TXU (TXU) rallied Monday as the company found a quick fix for its problems in Europe.
Shares in the big utility company jumped 17% on news that TXU was dealing its British operations to Germany's E.On for $2.13 billion in cash, plus $375 million in debt assumption. The sale comes as TXU investors endure a stormy October featuring cuts in the company's debt ratings and dividend payout and the reversal of a years-old European expansion plan.
The rally pushed TXU shares up $1.74 to $13.12. Still, the last month's events have hit shareholders hard: TXU stock brought more than $40 only a month ago.
October hasn't been kind to utility investors in general, but TXU holders have been particularly hard hit. Just a week ago the stock plunged 40% as the company
conceded that its European venture was a failure that was sapping the company's eroding financial strength. Earlier, ratings agencies cut TXU's debt ratings, forcing the company to slash its dividend just a week after reassuring investors that the payout was safe.
With the sale, E.On's Powergen unit gains 5.3 million U.K. power and gas customers and 2.9 gigawatts of power generation.

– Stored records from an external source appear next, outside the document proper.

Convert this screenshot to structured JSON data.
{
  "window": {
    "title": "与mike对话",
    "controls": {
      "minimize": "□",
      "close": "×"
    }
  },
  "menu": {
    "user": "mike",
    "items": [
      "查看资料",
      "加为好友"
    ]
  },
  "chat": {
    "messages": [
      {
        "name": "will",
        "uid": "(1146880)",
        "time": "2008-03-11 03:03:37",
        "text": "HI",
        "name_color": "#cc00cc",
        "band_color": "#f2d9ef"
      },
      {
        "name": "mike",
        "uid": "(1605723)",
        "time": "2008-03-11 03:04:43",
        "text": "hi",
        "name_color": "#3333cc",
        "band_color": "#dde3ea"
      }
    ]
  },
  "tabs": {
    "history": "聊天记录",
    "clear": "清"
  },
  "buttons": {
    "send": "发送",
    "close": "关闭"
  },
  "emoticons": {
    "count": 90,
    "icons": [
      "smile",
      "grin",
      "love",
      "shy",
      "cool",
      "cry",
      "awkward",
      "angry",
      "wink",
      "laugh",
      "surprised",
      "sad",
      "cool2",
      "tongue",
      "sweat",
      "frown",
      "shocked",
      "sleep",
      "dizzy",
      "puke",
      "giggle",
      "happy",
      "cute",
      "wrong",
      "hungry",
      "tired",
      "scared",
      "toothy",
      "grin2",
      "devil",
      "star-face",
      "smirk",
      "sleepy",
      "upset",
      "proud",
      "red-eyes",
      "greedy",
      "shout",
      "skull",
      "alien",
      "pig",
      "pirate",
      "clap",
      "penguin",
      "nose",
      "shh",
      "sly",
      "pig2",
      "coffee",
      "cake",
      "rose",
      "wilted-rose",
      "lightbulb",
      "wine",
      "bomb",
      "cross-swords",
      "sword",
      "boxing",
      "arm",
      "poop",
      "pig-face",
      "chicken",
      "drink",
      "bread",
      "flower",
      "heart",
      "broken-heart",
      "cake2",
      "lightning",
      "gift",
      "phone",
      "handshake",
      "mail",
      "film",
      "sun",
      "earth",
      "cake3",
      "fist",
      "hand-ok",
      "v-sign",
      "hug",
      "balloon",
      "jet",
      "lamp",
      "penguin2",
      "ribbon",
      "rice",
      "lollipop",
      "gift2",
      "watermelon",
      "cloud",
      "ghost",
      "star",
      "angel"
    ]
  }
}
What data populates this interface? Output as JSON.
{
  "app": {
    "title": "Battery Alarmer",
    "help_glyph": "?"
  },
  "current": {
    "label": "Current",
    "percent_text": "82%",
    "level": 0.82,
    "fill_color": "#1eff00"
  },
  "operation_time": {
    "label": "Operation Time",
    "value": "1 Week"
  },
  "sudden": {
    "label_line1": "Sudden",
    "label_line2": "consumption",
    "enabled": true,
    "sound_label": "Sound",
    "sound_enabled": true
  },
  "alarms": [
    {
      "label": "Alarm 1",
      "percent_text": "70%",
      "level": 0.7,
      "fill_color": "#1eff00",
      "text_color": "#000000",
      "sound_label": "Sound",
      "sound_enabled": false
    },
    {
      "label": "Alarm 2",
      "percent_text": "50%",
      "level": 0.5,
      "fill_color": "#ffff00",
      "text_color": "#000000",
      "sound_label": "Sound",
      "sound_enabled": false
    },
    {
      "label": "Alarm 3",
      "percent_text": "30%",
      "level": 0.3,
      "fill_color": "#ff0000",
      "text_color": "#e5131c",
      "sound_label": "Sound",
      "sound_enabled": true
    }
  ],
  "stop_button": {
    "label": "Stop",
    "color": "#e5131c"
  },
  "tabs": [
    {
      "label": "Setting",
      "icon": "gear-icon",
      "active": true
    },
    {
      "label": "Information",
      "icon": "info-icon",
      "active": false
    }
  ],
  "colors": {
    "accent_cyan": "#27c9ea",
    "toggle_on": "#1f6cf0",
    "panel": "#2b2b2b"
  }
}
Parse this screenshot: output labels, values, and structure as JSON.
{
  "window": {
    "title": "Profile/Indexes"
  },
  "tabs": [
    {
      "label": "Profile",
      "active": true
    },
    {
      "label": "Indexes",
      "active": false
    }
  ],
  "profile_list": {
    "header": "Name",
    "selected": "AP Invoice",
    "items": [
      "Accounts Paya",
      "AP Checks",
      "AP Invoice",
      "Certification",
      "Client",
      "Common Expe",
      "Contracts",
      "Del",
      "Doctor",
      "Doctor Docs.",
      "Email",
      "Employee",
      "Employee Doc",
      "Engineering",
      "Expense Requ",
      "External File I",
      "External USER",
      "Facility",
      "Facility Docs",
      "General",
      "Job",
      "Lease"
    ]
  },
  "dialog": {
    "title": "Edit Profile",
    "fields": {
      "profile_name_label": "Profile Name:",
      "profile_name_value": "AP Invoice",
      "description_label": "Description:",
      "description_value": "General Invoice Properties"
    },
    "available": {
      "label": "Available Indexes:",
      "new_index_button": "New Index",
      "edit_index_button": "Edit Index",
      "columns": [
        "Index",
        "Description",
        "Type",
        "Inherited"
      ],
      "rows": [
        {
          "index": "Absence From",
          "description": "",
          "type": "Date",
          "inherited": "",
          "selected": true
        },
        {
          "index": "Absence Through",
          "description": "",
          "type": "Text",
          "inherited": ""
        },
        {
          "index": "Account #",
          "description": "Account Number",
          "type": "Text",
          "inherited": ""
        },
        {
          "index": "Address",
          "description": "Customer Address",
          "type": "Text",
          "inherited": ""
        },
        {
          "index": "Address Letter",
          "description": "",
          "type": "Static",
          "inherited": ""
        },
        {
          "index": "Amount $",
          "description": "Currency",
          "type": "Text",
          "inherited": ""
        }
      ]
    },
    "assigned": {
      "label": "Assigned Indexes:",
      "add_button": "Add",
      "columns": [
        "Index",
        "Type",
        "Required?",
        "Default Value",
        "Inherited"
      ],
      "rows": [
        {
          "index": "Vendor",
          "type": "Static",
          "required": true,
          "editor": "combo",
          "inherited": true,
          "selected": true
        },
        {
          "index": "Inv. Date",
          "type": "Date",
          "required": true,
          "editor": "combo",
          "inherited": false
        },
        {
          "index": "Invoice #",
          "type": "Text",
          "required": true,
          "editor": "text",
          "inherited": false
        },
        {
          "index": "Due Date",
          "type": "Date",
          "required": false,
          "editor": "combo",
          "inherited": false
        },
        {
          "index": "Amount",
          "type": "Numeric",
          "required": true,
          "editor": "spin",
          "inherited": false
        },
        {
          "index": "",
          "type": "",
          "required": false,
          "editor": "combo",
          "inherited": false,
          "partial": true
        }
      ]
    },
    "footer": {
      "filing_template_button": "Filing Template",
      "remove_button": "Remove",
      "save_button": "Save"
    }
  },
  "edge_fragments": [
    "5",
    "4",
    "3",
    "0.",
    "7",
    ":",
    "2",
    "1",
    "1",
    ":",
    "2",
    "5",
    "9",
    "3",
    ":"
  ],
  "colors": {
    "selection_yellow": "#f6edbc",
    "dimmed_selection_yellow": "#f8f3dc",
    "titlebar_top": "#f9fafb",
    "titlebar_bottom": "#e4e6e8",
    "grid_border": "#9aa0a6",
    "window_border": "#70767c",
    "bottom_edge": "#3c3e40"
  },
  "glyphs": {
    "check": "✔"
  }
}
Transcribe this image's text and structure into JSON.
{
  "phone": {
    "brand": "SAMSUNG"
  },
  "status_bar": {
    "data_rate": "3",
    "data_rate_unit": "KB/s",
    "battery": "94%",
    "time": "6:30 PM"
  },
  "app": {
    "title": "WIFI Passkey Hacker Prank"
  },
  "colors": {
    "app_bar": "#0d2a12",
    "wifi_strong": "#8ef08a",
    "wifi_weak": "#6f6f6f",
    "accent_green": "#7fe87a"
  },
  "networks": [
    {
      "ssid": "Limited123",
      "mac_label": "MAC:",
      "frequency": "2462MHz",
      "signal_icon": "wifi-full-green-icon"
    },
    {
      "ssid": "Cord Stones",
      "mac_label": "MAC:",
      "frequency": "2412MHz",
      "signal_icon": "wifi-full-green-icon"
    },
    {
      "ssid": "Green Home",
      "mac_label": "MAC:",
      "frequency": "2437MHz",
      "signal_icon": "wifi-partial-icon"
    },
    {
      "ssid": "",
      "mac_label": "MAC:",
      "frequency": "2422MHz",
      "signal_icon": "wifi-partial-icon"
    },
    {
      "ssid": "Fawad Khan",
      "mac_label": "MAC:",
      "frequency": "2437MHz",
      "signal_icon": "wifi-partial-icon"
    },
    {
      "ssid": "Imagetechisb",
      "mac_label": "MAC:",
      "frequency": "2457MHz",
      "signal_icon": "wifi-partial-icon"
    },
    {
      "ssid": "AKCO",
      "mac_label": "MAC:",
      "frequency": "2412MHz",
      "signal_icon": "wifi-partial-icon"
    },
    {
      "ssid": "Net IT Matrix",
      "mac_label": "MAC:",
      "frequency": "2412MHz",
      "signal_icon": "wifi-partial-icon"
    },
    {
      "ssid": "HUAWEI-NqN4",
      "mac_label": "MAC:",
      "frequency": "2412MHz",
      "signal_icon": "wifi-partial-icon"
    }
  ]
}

The deal will help raise some much-needed cash at TXU, but it will come at the expense of the company's balance sheet: TXU said Monday it would take a $3 billion to $4.5 billion writeoff for the sale of the businesses.
Dallas-based TXU expanded into Europe in the 1990s, but the foray turned sour when U.K. wholesale electricity prices fell and remained depressed. TXU last Monday abandoned a plan to spend $700 million propping up its European subsidiary and instead put it up for sale at auction. The British unit attracted four bidders.